Une difficulté de l’analyse des politiques publiques est de comprendre comment s’articulent dans la prise de décision les logiques de court terme propres à la vie politique et les logiques de programme d’action qui se développent normalement à terme plus long. L’histoire des créations successives d’administrations centrales en charge des questions sociales sous la III° République, outre son intérêt propre, fournit un matériau intéressant pour aborder cette question. L’effet de perspective propre aux terrains historiques favorise l’ identification de logiques d’ensemble. L’examen au cas par cas met en évidence au contraire le poids de l’accident et de l’aléa dans la décision. [halshs-00223121]

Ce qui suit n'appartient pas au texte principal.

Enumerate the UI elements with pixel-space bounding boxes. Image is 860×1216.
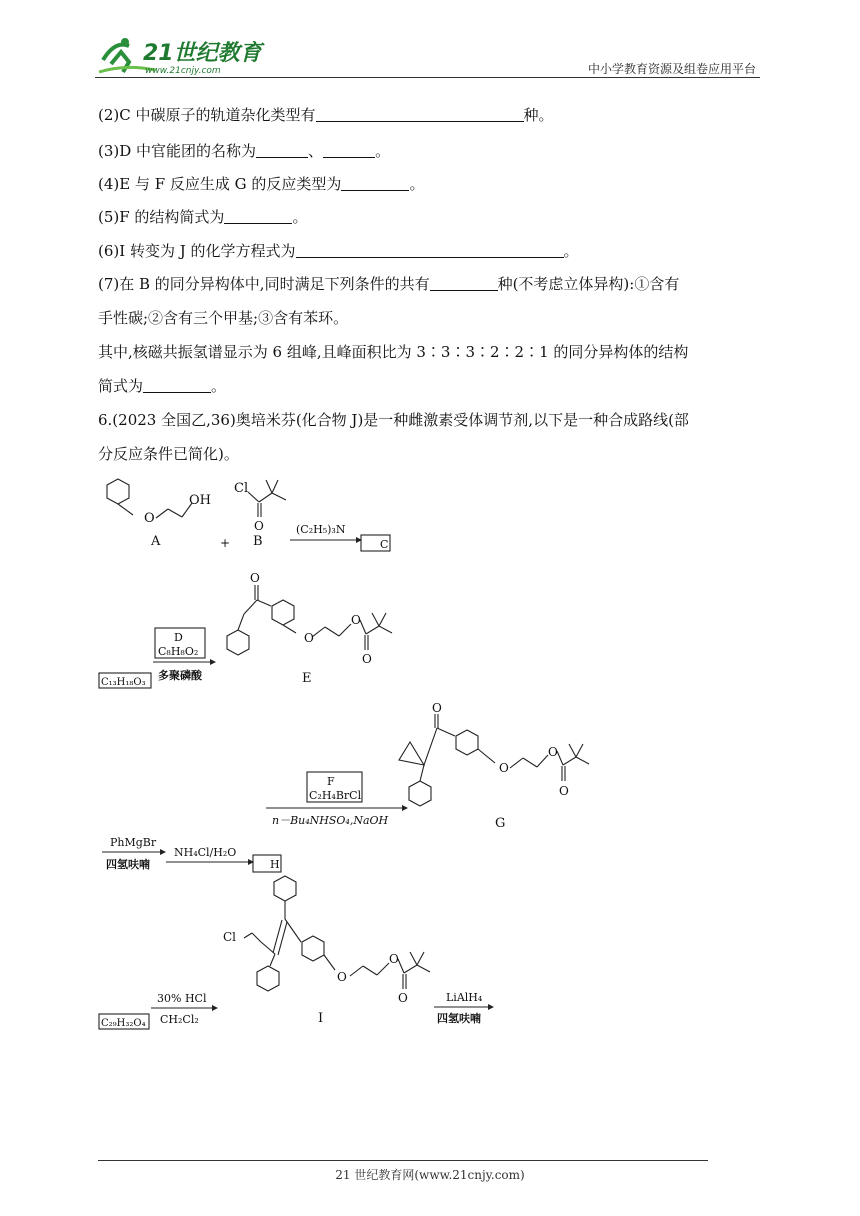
atom-o: O: [304, 631, 314, 645]
reagent-lialh4-solvent: 四氢呋喃: [437, 1012, 481, 1025]
reagent-grignard-solvent: 四氢呋喃: [106, 858, 150, 871]
plus-sign: +: [220, 536, 231, 550]
label-h: H: [270, 858, 280, 871]
reagent-d-formula: C₈H₈O₂: [158, 645, 199, 658]
question-4-text: (4)E 与 F 反应生成 G 的反应类型为: [98, 175, 342, 193]
atom-o: O: [250, 571, 260, 585]
atom-o: O: [499, 761, 509, 775]
question-6-tail: 。: [563, 242, 579, 260]
reagent-f-formula: C₂H₄BrCl: [309, 789, 362, 802]
formula-c13: C₁₃H₁₈O₃: [101, 677, 146, 688]
reagent-lialh4: LiAlH₄: [446, 991, 483, 1004]
atom-o: O: [254, 519, 264, 533]
atom-o: O: [337, 970, 347, 984]
site-name: 中小学教育资源及组卷应用平台: [587, 62, 756, 76]
atom-o: O: [144, 511, 155, 526]
question-2-tail: 种。: [523, 106, 554, 124]
label-g: G: [495, 816, 506, 831]
logo-url: www.21cnjy.com: [145, 66, 221, 76]
label-c: C: [380, 538, 389, 551]
reagent-f-condition: n－Bu₄NHSO₄,NaOH: [272, 814, 389, 827]
question-3-tail: 。: [375, 142, 391, 160]
label-b: B: [253, 534, 263, 549]
atom-o: O: [548, 745, 558, 759]
reagent-f: F: [327, 775, 335, 788]
question-3-sep: 、: [308, 142, 324, 160]
atom-o: O: [559, 784, 569, 798]
reagent-triethylamine: (C₂H₅)₃N: [296, 523, 346, 536]
problem-6-line-2: 分反应条件已简化)。: [98, 445, 239, 463]
question-7-line-3: 其中,核磁共振氢谱显示为 6 组峰,且峰面积比为 3∶3∶3∶2∶2∶1 的同分异构体的结构: [98, 343, 689, 361]
question-7-line-2: 手性碳;②含有三个甲基;③含有苯环。: [98, 309, 349, 327]
question-7-tail: 。: [211, 377, 227, 395]
label-e: E: [302, 671, 312, 686]
reagent-hcl: 30% HCl: [157, 992, 207, 1005]
question-3-text: (3)D 中官能团的名称为: [98, 142, 257, 160]
reagent-d: D: [174, 631, 183, 644]
question-7-text: (7)在 B 的同分异构体中,同时满足下列条件的共有: [98, 275, 430, 293]
reagent-grignard: PhMgBr: [110, 836, 157, 849]
problem-6-line-1: 6.(2023 全国乙,36)奥培米芬(化合物 J)是一种雌激素受体调节剂,以下是一种合成路线(部: [98, 411, 689, 429]
label-i: I: [318, 1011, 324, 1026]
logo-text: 21世纪教育: [143, 41, 262, 66]
atom-o: O: [351, 613, 361, 627]
reagent-d-condition: 多聚磷酸: [158, 669, 202, 682]
atom-o: O: [362, 652, 372, 666]
question-5-tail: 。: [292, 208, 308, 226]
page-footer: 21 世纪教育网(www.21cnjy.com): [335, 1168, 525, 1182]
label-a: A: [151, 534, 161, 549]
question-7-text: 简式为: [98, 377, 144, 395]
atom-cl: Cl: [234, 481, 249, 496]
atom-cl: Cl: [223, 930, 237, 944]
question-2-text: (2)C 中碳原子的轨道杂化类型有: [98, 106, 316, 124]
footer-divider: [98, 1160, 708, 1161]
compound-b: [248, 480, 286, 517]
question-7-text-cont: 种(不考虑立体异构):①含有: [497, 275, 680, 293]
question-6-text: (6)I 转变为 J 的化学方程式为: [98, 242, 296, 260]
atom-o: O: [389, 952, 399, 966]
atom-oh: OH: [189, 493, 211, 508]
atom-o: O: [432, 701, 442, 715]
formula-c29: C₂₉H₃₂O₄: [101, 1018, 146, 1029]
reagent-nh4cl: NH₄Cl/H₂O: [174, 846, 237, 859]
reagent-hcl-solvent: CH₂Cl₂: [160, 1013, 199, 1026]
atom-o: O: [398, 991, 408, 1005]
question-5-text: (5)F 的结构简式为: [98, 208, 225, 226]
question-4-tail: 。: [409, 175, 425, 193]
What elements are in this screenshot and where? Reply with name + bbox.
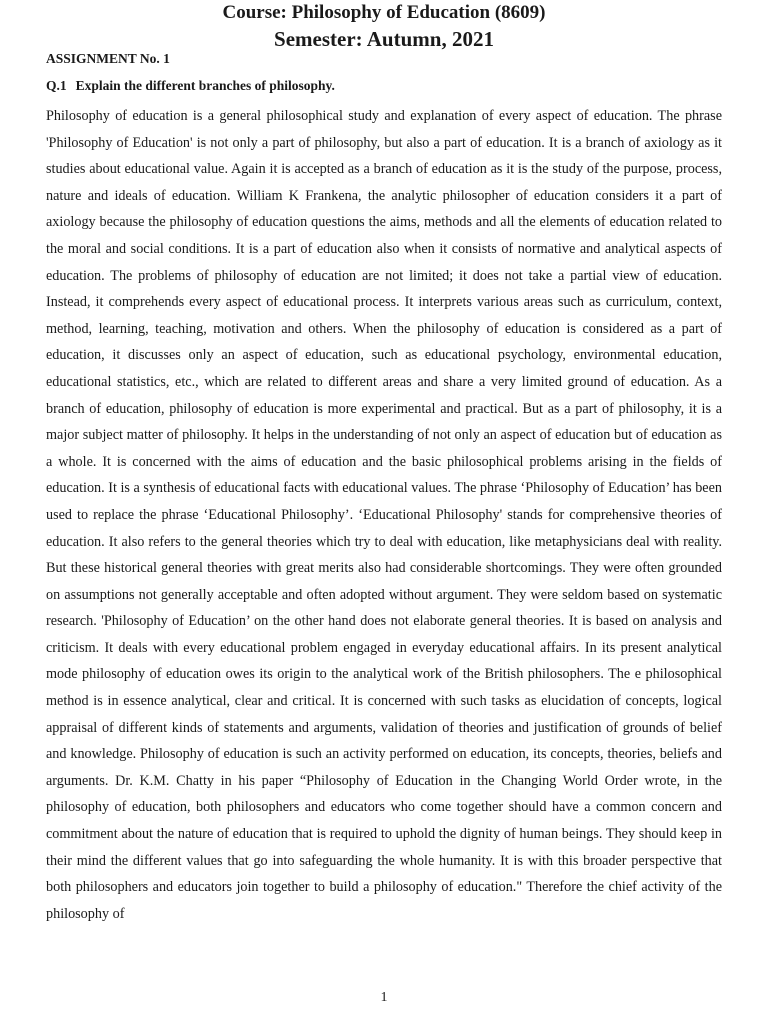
semester-title: Semester: Autumn, 2021 [274, 27, 494, 51]
question-text: Explain the different branches of philosophy. [75, 78, 335, 93]
question-heading [46, 77, 335, 95]
course-title: Course: Philosophy of Education (8609) [222, 2, 546, 23]
page-number: 1 [380, 990, 388, 1005]
body-paragraph: Philosophy of education is a general philosophical study and explanation of every aspect of education. The phrase 'Philosophy of Education' is not only a part of philosophy, but also a part of education. It is a branch of axiology as it studies about educational value. Again it is accepted as a branch of education as it is the study of the purpose, process, nature and ideals of education. William K Frankena, the analytic philosopher of education considers it a part of axiology because the philosophy of education questions the aims, methods and all the elements of education related to the moral and social conditions. It is a part of education also when it consists of normative and analytical aspects of education. The problems of philosophy of education are not limited; it does not take a partial view of education. Instead, it comprehends every aspect of educational process. It interprets various areas such as curriculum, context, method, learning, teaching, motivation and others. When the philosophy of education is considered as a part of education, it discusses only an aspect of education, such as educational psychology, environmental education, educational statistics, etc., which are related to different areas and share a very limited ground of education. As a branch of education, philosophy of education is more experimental and practical. But as a part of philosophy, it is a major subject matter of philosophy. It helps in the understanding of not only an aspect of education but of education as a whole. It is concerned with the aims of education and the basic philosophical problems arising in the fields of education. It is a synthesis of educational facts with educational values. The phrase ‘Philosophy of Education’ has been used to replace the phrase ‘Educational Philosophy’. ‘Educational Philosophy' stands for comprehensive theories of education. It also refers to the general theories which try to deal with education, like metaphysicians deal with reality. But these historical general theories with great merits also had considerable shortcomings. They were often grounded on assumptions not generally acceptable and often adopted without argument. They were seldom based on systematic research. 'Philosophy of Education’ on the other hand does not elaborate general theories. It is based on analysis and criticism. It deals with every educational problem engaged in everyday educational affairs. In its present analytical mode philosophy of education owes its origin to the analytical work of the British philosophers. The e philosophical method is in essence analytical, clear and critical. It is concerned with such tasks as elucidation of concepts, logical appraisal of different kinds of statements and arguments, validation of theories and justification of grounds of belief and knowledge. Philosophy of education is such an activity performed on education, its concepts, theories, beliefs and arguments. Dr. K.M. Chatty in his paper “Philosophy of Education in the Changing World Order wrote, in the philosophy of education, both philosophers and educators who come together should have a common concern and commitment about the nature of education that is required to uphold the dignity of human beings. They should keep in their mind the different values that go into safeguarding the whole humanity. It is with this broader perspective that both philosophers and educators join together to build a philosophy of education." Therefore the chief activity of the philosophy of [46, 108, 722, 922]
assignment-label: ASSIGNMENT No. 1 [46, 51, 170, 66]
question-number: Q.1 [46, 78, 67, 93]
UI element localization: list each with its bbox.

Trois approches néo-institutionnelles du développement dans le monde musulman

F. Talahite :

North (2005) attribue l’échec économique du monde musulman aux institutions et à leur incapacité à promouvoir l’adaptation à l’environnement et l’innovation. Il fait remonter cet échec au moyen âge tardif, aux Xe-XIIIe siècles. Pour sa démonstration, il s’appuie sur les travaux d’Avner Greif et Timur Kuran. Le premier, met en œuvre les notions opposées d’échange personnel/impersonnel, de relations formelles/informelles d’échange. Il aborde le changement institutionnel comme un phénomène endogène à la communauté, fondé sur les comportements individuels, et utilise la théorie des jeux pour le modéliser, dans une démarche se rapprochant de celle de Aoki (2001). Tandis que North et Kuran privilégient une approche globale ou systémique. North s’inscrit dans le temps long de l’histoire de l’humanité qu’il traite à l’échelle planétaire. Il intègre la culture à travers les notions de ‘croyance comportementale’ et d’’héritage cognitif’. Ces trois auteurs partagent le projet de décrire et expliciter le lien entre culture et développement économique, ainsi que la méthode de comparaison historique. Ils convergent dans leur tentative de définir un cadre conceptuel rigoureux pour l’analyse institutionnelle du développement économique. Cependant, leurs démarches sont très différentes, de par les cadres analytiques qu’ils construisent et les résultats auxquels ils aboutissent. Nous nous attachons à décrire et comparer ces trois démarches. Nous les interrogeons du point de vue de l’état des connaissances historiques et de l’analyse institutionnelle comparée du développement. Nous réfléchissons enfin aux perspectives d’approfondissement : en intégrant l’idée d’une diversité institutionnelle constitutive de l’histoire ; en proposant, au lieu d’une approche en termes de performance économique (évaluée à travers le taux de croissance du PIB, ce qui pose problème à une telle échelle historique), une caractérisation plus complexe et nuancée de la marche des économies et des sociétés. [halshs-00203636]

Les maires des petites communes face aux enjeux de la diversification du monde rural

Cette enquête est résumée de la manière suivante par ses auteurs, J.-Y. Nevers et R. Bages :

Cette étude présente les résultats d’une enquête réalisée en 1996 à l’aide d’un questionnaire postal adressé à un échantillon représentatif de maires des communes de moins de 2500 habitants de la région Midi-Pyrénées. Le présent document décrit successivement : 1) les équipes municipales, 2) les élections, les compétitions électorales et le renouvellement des élus, 3) les problèmes de la gestion communale, 4) les attitudes et les choix des maires dans le domaine de la coopération intercommunale, 5) l’opinion des maires sur la décentralisation. Les résultats de l’enquête sont comparés à ceux d’une précédente étude réalisée en 1984. [halshs-00216201]

Cette enquête est très agréable à feuilleter : elle est très bien présentée, énoncée de manière claire (un principe méthodologique très débattu en sociologie, mais je m’engage discrètement en sa faveur ici). Certains résultats, sur la participation des femmes notamment, sont très intéressantes.